While multi-step attacks like Skeleton Key grab headlines, Lee argues that single-shot techniques remain a more pressing concern. “It’s easier to use one shot to attack a large language model,” he notes. “Imagine putting a prompt injection in your resume to confuse an AI-powered hiring system. That’s a one-shot attack with no chance for multiple interactions.”

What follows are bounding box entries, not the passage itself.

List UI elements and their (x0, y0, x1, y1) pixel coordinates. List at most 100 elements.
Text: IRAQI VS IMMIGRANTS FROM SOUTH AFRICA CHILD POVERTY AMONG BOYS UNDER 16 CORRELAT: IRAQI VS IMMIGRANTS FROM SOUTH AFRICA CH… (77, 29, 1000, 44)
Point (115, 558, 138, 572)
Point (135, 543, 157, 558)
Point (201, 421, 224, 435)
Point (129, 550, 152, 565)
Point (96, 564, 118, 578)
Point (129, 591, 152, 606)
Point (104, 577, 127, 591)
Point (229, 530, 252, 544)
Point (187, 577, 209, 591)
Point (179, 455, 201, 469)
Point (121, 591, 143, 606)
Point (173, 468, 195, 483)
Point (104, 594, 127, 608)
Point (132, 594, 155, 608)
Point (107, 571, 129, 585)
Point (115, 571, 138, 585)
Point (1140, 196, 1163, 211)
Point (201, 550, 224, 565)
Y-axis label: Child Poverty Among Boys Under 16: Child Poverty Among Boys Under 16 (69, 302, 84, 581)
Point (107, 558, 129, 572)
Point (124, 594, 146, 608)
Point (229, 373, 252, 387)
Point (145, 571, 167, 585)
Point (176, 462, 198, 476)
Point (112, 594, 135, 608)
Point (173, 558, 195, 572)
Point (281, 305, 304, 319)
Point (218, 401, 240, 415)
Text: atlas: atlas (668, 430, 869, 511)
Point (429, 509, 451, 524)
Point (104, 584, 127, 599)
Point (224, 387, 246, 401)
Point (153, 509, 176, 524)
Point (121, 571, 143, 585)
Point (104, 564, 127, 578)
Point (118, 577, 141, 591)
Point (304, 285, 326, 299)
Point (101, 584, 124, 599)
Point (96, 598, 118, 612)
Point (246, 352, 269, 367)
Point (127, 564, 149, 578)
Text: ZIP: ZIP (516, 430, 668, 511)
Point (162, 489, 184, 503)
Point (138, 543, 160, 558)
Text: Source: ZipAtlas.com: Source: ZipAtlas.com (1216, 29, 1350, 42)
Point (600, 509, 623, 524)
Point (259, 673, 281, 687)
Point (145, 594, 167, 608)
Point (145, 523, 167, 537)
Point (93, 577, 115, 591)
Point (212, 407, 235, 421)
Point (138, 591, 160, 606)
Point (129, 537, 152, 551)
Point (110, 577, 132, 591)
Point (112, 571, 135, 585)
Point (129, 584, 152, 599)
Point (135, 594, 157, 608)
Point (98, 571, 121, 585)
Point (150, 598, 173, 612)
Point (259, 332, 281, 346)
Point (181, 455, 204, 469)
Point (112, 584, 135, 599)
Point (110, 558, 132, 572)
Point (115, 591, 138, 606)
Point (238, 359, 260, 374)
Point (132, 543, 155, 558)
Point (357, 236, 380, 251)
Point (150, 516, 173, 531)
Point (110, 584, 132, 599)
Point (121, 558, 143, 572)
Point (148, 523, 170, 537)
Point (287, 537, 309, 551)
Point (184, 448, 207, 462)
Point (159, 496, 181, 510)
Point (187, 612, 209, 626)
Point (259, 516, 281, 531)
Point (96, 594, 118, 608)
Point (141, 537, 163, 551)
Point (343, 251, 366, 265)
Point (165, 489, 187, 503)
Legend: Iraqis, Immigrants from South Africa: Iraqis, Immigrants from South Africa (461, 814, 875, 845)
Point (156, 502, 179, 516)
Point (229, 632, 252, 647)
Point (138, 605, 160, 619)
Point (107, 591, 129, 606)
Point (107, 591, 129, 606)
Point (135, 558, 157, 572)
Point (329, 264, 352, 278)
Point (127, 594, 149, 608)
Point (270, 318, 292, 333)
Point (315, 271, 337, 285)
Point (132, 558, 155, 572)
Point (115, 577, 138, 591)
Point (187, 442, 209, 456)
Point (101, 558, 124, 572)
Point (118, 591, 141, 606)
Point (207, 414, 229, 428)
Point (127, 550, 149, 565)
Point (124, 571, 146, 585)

According to cybersecurity experts, the potential consequences are alarming. “Malicious actors could use Skeleton Key to bypass AI safeguards and generate harmful content, spread disinformation or automate social engineering attacks at scale,” warns Stephen Kowski, Field CTO at SlashNext Email Security+.

While many of these attacks remain theoretical, real-world implications are starting to surface. Lee cites an example of researchers convincing a company’s AI-powered virtual agent to offer massive, unauthorized discounts. “You can confuse their virtual agent and get a good discount. That might not be what the company wants,” he says.

In his own research, Lee has developed proofs of concept to show how an LLM can be hypnotized to create vulnerable and malicious code and how live audio conversations can be intercepted and distorted in near real time.